When the figures are expanded, Dogecoin has inked just about 756 transactions in the week-to-date (WTD) period as compared to the more than 1,005 transactions it recorded as of Oct. 2. By large transactions, the ITB data pegs them at cash movements worth $100,000 or more.
The relative dearth of whale transactions as shown is a broader reflection of the currently dampened sentiment in Dogecoin overall. Per the ITB data, Daily Active Addresses have also slumped as low as 1.32% with the figure notably pegged at a little above 45,000.
Dogecoin has been on a downtrend for quite some time, but at the time of writing, its price is up by 0.66% to $0.06142, per data from CoinMarketCap. While this recovery is too faint to be trusted, the digital currency might have to flash more convincing fundamentals to help sustain its price surge.

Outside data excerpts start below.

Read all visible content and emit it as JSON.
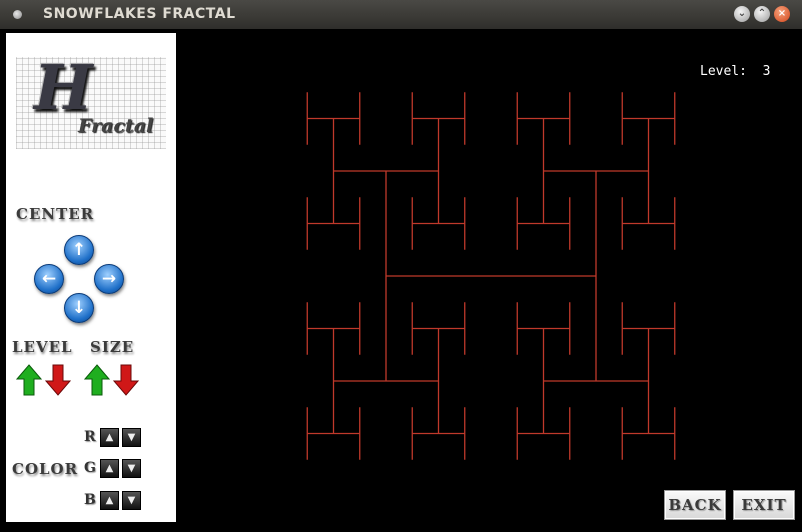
{
  "window": {
    "title": "SNOWFLAKES FRACTAL"
  },
  "sidebar": {
    "logo": {
      "letter": "H",
      "word": "Fractal"
    },
    "center_label": "CENTER",
    "level_label": "LEVEL",
    "size_label": "SIZE",
    "color_label": "COLOR",
    "channels": [
      "R",
      "G",
      "B"
    ]
  },
  "display": {
    "level_text": "Level:  3",
    "level": 3,
    "line_color": "#c0392b"
  },
  "buttons": {
    "back": "BACK",
    "exit": "EXIT"
  },
  "icons": {
    "up": "arrow-up-icon",
    "down": "arrow-down-icon",
    "left": "arrow-left-icon",
    "right": "arrow-right-icon"
  },
  "colors": {
    "titlebar": "#3c3b37",
    "up_green": "#1fae1f",
    "down_red": "#d01818",
    "arrow_blue": "#1e6fc8"
  }
}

What can drive Dogecoin price?
Despite the difficulty in offering an answer to this question, Dogecoin can benefit immensely from the rebirth of some of its most important technical indicators, including but not limited to total transaction count, average trading volume, large transactions and social sentiments.
While current data shows an uptick in trading volume with a growth of about 2%, sustenance of this uptrend is crucial in not just stabilizing the price of DOGE, but also helping chart a new growth course.
At the moment, Dogecoin is exhibiting resistance in unique ways, a testament that it has a relatively stunted utility across the board.